Back to Michael Barrier. He is negative about both Monster House and Through a Scanner Darkly. If I understand his comments, he feels that the technical production processes detract from rather than add to the quality of the films. 

Monster House relies on motion capture technology to generate character movement, then CGI based skin and body covering are overlaid.  Through a Scanner Darkly starts with rotoscoping with animated covering.

Each pushes the technology, with Monster House using CGI to totally create character movement that is then manipulated by computer in a 3 dimensional way that is impossible to do with live camera work. Yet it sticks to the story and to the characters without going into too many purely technical examples of brilliance that end up suffocating the story the way, say the exhaustingly kinetic animation and movement of Katsuhiro Ôtomo's Steamboy kill off any connection we might have with the characters or situation.

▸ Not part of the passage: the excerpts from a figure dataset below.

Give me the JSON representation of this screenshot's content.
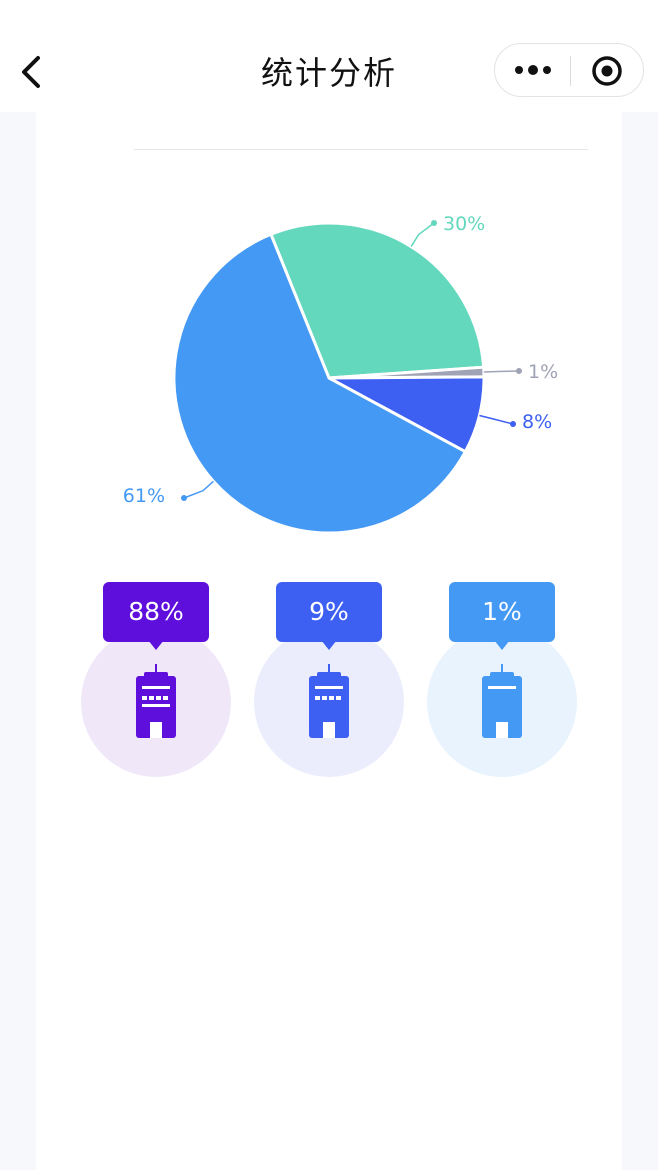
{
  "header": {
    "title": "统计分析"
  },
  "chart_data": {
    "type": "pie",
    "slices": [
      {
        "label": "30%",
        "value": 30,
        "color": "#63d8bd"
      },
      {
        "label": "1%",
        "value": 1,
        "color": "#a0a3b5"
      },
      {
        "label": "8%",
        "value": 8,
        "color": "#3d5ff2"
      },
      {
        "label": "61%",
        "value": 61,
        "color": "#4499f4"
      }
    ]
  },
  "stats": [
    {
      "label": "88%",
      "color": "#5f0fdc",
      "bg": "#f0e7f9",
      "icon": "building-icon"
    },
    {
      "label": "9%",
      "color": "#3d5ff2",
      "bg": "#ebedfd",
      "icon": "building-icon"
    },
    {
      "label": "1%",
      "color": "#4499f4",
      "bg": "#e8f3fd",
      "icon": "building-icon"
    }
  ]
}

Monster House may look to the uninitiated a lot like a "traditional;" animated film but, the more I learned about the production process, the more I was impressed with how the basics of real live performances were captured and the nuances of their performances were allowed to show through the "cartoony" appearance of the characters. Watching how the opening sequence with the little girl on the tricycle was produced made me even more impressed with how the production team used the technology to serve the story. "Masterful" is how I would describe it.

Through the Scanner Darkly in some ways is even more impressive.  Individual actor performances show through the thick dawn overlays on top of rotoscoped character movement; Robert Downey Jr. especially shines. Add to this the totally unique appearance of "scramble suits" and a unique vision is thus presented to the audience.

Could both of these films have been made using more traditional techniques? Yes. Could they have been as effective or more effective using more traditional techniques? Maybe, but that would depend on the artists. That's like asking if The Incredibles had been directed by someone other than Brad Bird would it have been as good. It's a purely hypothetical question.

In the final analysis, it's what shows up on the screen that counts, and in the case of both Monster House and Through a Scanner Darkly we have examples of both traditional and state of the art techniques being applied to art in ways that are original yet in service to the story and the artists' vision. I like that.